McConnell says health care repeal is long-term fight
Sen. Mitch McConnell R-KY on Thursday urged conservatives to stick to their principles and realize that battles over issues such as reform for health care or campaign finance required a long-term, lifetime commitment effort to get right.
McConnell, speaking to activists at the Conservative Political Action Conference in Washington on Thursday, said that like the Supreme Court battle over campaign finance which started about a decade ago, and the nearly year-old effort to repeal last year's landmark health care reform law, such efforts required years of perseverance.
These battles last longer than a season and an election cycle. They last a lifetime, he said.
The comments came just a month into a new session of Congress, with the legislature split along party lines. The House of Representatives and Senate are being led by Republicans and Democrats, respectively.
McConnell said he believed that what finally prompted Americans to elect Republicans overwhelmingly in last year's elections was the passage of the health care reform law. He said that Republicans would not stop until the law was defeated in the courts or until a President who would not veto the bill was elected.
I assure you we're just getting started, he said. He said once repealed, the law would be replaced with commonsense reforms.

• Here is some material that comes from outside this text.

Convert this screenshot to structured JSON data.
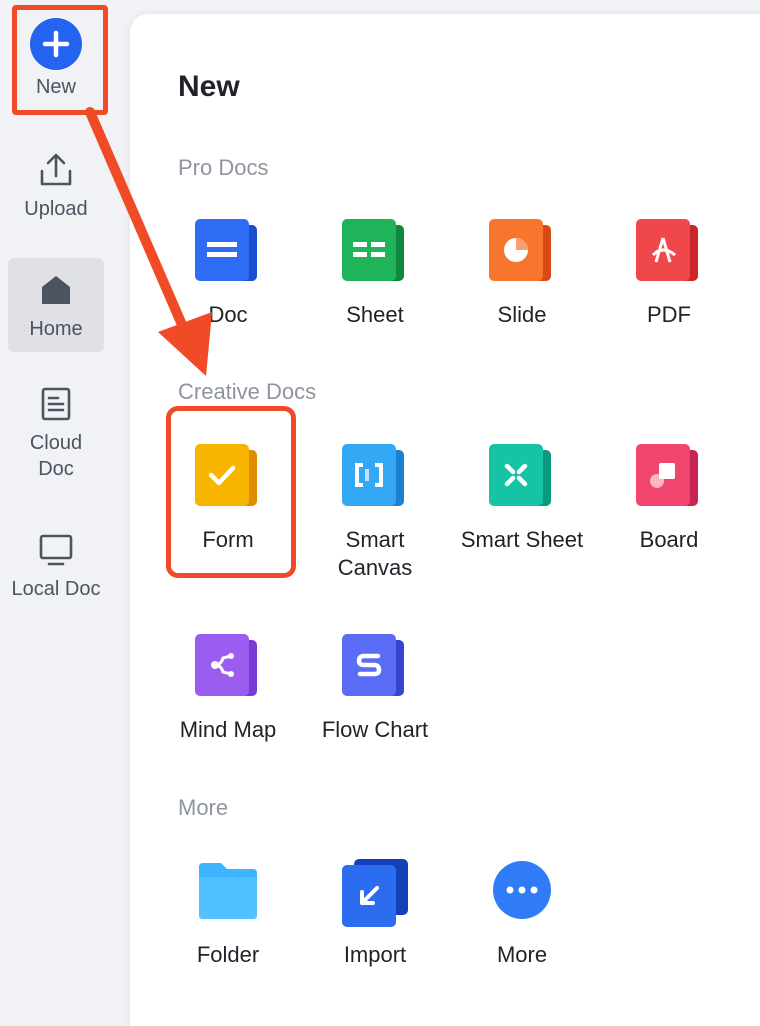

He also said he would continue to bring up the record of those voting for the law.
We will not let the people who spent the last two years turning this country into France walk away from their record, McConnell said.
That's why we forced them to defend their vote on the healthcare bill and that's why I will keep talking about the havoc that this bill is wreaking on our economy and our health care system until the court overturns it or we have a President who repeals it, he added.
McConnell said Democrats were attempting to put the issue behind them.
I assure you it's very much ahead of them, McConnell said.